Francis J. Sweeting, Respondent, v. The Staten Island and Midland Railway Company, Defendant, Impleaded with The City of New York, Appellant.
Second Department,
January 26, 1917.
Practice — renewal of action— section 405 of the Code of Civil Procedure construed — dismissal for failure to answer call of calendar — limitation of action — pleading—claim against municipality.
Section 405 of the Code of Civil Procedure, relating to the renewal of an action where judgment has been reversed and limiting the time for such renewal, is a remedial statute to be liberally construed. ;
A plaintiff whose action has been dismissed on his failure to answer the call of the calendar at the Trial Term may begin a new action under the authority of the section of the Code aforesaid.
Such mistake or inadvertence of counsel, resulting in the dismissal of an action, is neither a “voluntary discontinuance," nor a dismissal “for failure to prosecute.”
A plaintiff suing the city of New York sufficiently meets the requirements of section 261 of the charter requiring the presentation of claims against the city to be pleaded, where he avers that the city has “not settled or adjusted or offered to settle or adjust the said claim.”
Appeal by the defendant, The City of New York, from an order of the Supreme Court, made at the Kings County Special Term and entered in the office of the clerk of .the county of Richmond on the 29th day of December, 1916, denying its motion for judgment on the pleadings, consisting of a complaint and answer.
George A. Green [Lamar Hardy, Corporation Counsel, and Thomas F. Magner with him on the brief], for the appellant.
Alvin Theo.
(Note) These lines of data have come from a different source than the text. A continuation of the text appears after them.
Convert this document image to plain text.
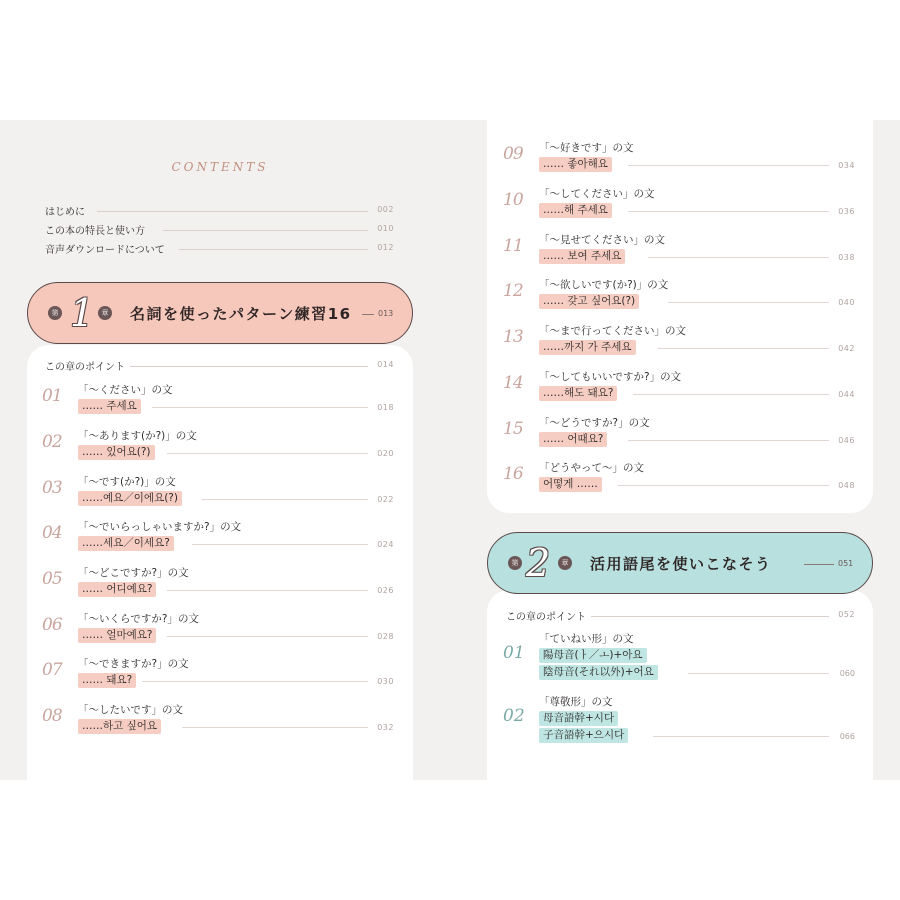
CONTENTS
はじめに	002
この本の特長と使い方	010
音声ダウンロードについて	012
第 1	章 名詞を使ったパターン練習16	013
この章のポイント	014
01	「〜ください」の文
…… 주세요	018
02	「〜あります(か?)」の文
…… 있어요(?)	020
03	「〜です(か?)」の文
……예요／이에요(?)	022
04	「〜でいらっしゃいますか?」の文
……세요／이세요?	024
05	「〜どこですか?」の文
…… 어디예요?	026
06	「〜いくらですか?」の文
…… 얼마예요?	028
07	「〜できますか?」の文
…… 돼요?	030
08	「〜したいです」の文
……하고 싶어요	032
09	「〜好きです」の文
…… 좋아해요	034
10	「〜してください」の文
……해 주세요	036
11	「〜見せてください」の文
…… 보여 주세요	038
12	「〜欲しいです(か?)」の文
…… 갖고 싶어요(?)	040
13	「〜まで行ってください」の文
……까지 가 주세요	042
14	「〜してもいいですか?」の文
……해도 돼요?	044
15	「〜どうですか?」の文
…… 어때요?	046
16	「どうやって〜」の文
어떻게 ……	048
第 2	章 活用語尾を使いこなそう	051
この章のポイント	052
01
「ていねい形」の文
陽母音(ㅏ／ㅗ)+아요
陰母音(それ以外)+어요	060
02
「尊敬形」の文
母音語幹+시다
子音語幹+으시다	066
Sapinsky, for the respondent.
[MAJORITY — Per Curiam:]
Per Curiam:
Section 405 of the Code of Civil Procedure is a remedial statute to be liberally construed. (Gaines v. City of New York, 215 N. Y. 533, 539; 25 Cyc. 1314.) Plaintiff should be allowed to bring his action renewing his original suit, which had been dismissed on failure to answer the call of the calendar at the Trial Term. Such mistake or inadvertence of the attorney was neither a “voluntary discontinuance” nor a dismissal “ for neglect to prosecute,” which latter term applies to failure to try the cause until after younger issues shall have been tried in their regular order. (General Eules of Practice, rule 36.) This section of the Code of Civil Procedure permits a plaintiff to begin again on causes of action which have failed for some matter not involving the merits, unless the first action has been voluntarily abandoned.
Plaintiff’s averment that the city has ‘ ‘ not settled or adjusted or offered to settle or adjust the said claim,” sufficiently meets the requirement of section 261 of the charter (Laws of 1901, chap. 466, as amd. by Laws of 1912, chap. 452); as, from the absence of an offer or overtures for settlement, an inference of failure, omission or refusal follows. Here “neglected” or “refused ” are but the omission after opportunity to do some act for the city’s protection. The language disapproved in Casey v. City of New York (217 N. Y. 192) was the bare negative, “not been adjusted or paid.”
The denial of the city’s motion for judgment is, therefore, affirmed, with ten dollars costs and disbursements.
Jenks, P. J., Thomas, Hells, Eich and Putnam, JJ., concurred.
Order affirmed, with ten dollars costs and disbursements.